The implements are assembled, an array of reactants that, to any but the alchemist, would seem too unstable or incompatible for integration into this grand scheme. But the alchemist can see it, how the pieces fit together, and solitary he slaves until the work is done, and what before might have seemed implausible now seems like something else entirely. Pure fucking gold.

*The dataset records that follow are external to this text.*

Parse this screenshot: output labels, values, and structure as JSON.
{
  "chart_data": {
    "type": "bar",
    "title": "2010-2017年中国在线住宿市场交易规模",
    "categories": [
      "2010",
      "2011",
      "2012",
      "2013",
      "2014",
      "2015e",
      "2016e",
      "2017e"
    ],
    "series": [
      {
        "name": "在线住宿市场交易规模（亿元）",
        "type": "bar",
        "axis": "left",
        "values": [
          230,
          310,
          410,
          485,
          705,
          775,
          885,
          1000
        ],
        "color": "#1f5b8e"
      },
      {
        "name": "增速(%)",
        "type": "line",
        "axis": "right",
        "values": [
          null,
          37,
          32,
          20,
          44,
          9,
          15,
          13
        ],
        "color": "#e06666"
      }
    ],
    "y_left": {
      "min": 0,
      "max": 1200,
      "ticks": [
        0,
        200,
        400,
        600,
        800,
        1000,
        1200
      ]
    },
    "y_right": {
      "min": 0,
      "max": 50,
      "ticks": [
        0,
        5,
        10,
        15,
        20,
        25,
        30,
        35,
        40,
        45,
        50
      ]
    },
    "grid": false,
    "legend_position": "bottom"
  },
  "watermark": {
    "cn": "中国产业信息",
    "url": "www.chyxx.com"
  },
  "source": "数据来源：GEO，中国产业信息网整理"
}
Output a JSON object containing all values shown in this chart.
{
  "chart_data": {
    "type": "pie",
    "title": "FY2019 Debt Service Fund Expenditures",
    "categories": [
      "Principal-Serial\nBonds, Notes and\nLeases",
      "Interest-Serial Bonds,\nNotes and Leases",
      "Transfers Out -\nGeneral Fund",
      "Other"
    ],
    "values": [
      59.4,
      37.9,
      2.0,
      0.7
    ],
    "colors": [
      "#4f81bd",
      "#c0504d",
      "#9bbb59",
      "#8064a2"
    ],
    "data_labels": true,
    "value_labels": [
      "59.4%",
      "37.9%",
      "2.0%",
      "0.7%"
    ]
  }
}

The second full length by Funereal Presence, Achatius is a masterwork of malignant revelry that actively disregards the imaginary barriers of genre doctrine. Gleefully leaping from those frameworks into the chaotic maelstrom of pure inspiration, the result is an album that constantly surprises, dabbling in corners of heavy music in a way that is simultaneously familiar and wholly unique.

Bestial Devotion
Within the first minutes of “Wherein Achatius is Awakened and Called Upon”, the listener is both entranced and taken off guard as atmospheric wind instruments and gentle strings suddenly give way to a rampage of raw blasting drums, soaring keyboards, and a guitar more informed by 80’s thrash than any black metal progenitor. And while these elements are all quite familiar with each other through countless other bands, the solitary mastermind behind Funereal Presence, Bestial Devotion (drummer of Negative Plane), is able to evade accurate categorization. And while some might label Achatius as black thrash or raw black metal, it is all and none of these things. No label can account for the bizarre twists that each song takes along its expansive run time.
“Wherein a Messenger of the Devil Appears” kicks off with a cataclysmic riff that would easily be at home in Judas Priest’s Painkiller, but not even halfway into the same song, one finds themselves in the midst of a haunting landscape of mourning strings and hopeless wails. On a dime, sections of Bathory-esque primitivism rise into a NWOBHM majesty that shouldn’t work as well as they do, but for the explicit curation of elements from each style into the songwriting. In this way, a devious complexity lurks beneath the raw quality of Achatius, and even throughout such manic twists, there is a strange consistency in atmosphere and straight up catchiness that carries through the substantial lengths of tracks on the album.
Though the overall construct of Funereal Presence’s sound is a multifarious wonder, the building blocks are rooted in pure affection for the well known strains of heavy music. The likes of Darkthrone come to mind in their abandoning of the second wave sound they helped establish, venturing back into a more traditional heavy metal with later albums such as Arctic Thunder. But even that comparison is lacking in regards to Funereal Presence. Bestial Devotion lays down riff after riff of mutated virtuoso string work, as though dipping Iron Maiden in an acidic lathering of Hellhammer, and when matched with the primal drum work, there is a ramshackle element to it all, a feeling of slight danger that it might all fall apart at any moment. Needless to say, that moment does not come.
Other than calling it a modern masterpiece, Achatius is hard to describe. Much like in the psychological method of free association, in which a subject speaks or writes without restraint or censorship, Bestial Devotion does so, musically, in the many dialects of heavy music and beyond, giving the old a varnish of revitalization.
Recently unleashed on February 15th via THE AJNA OFFENSIVE for North America and SEPULCHRAL VOICE for all European territories.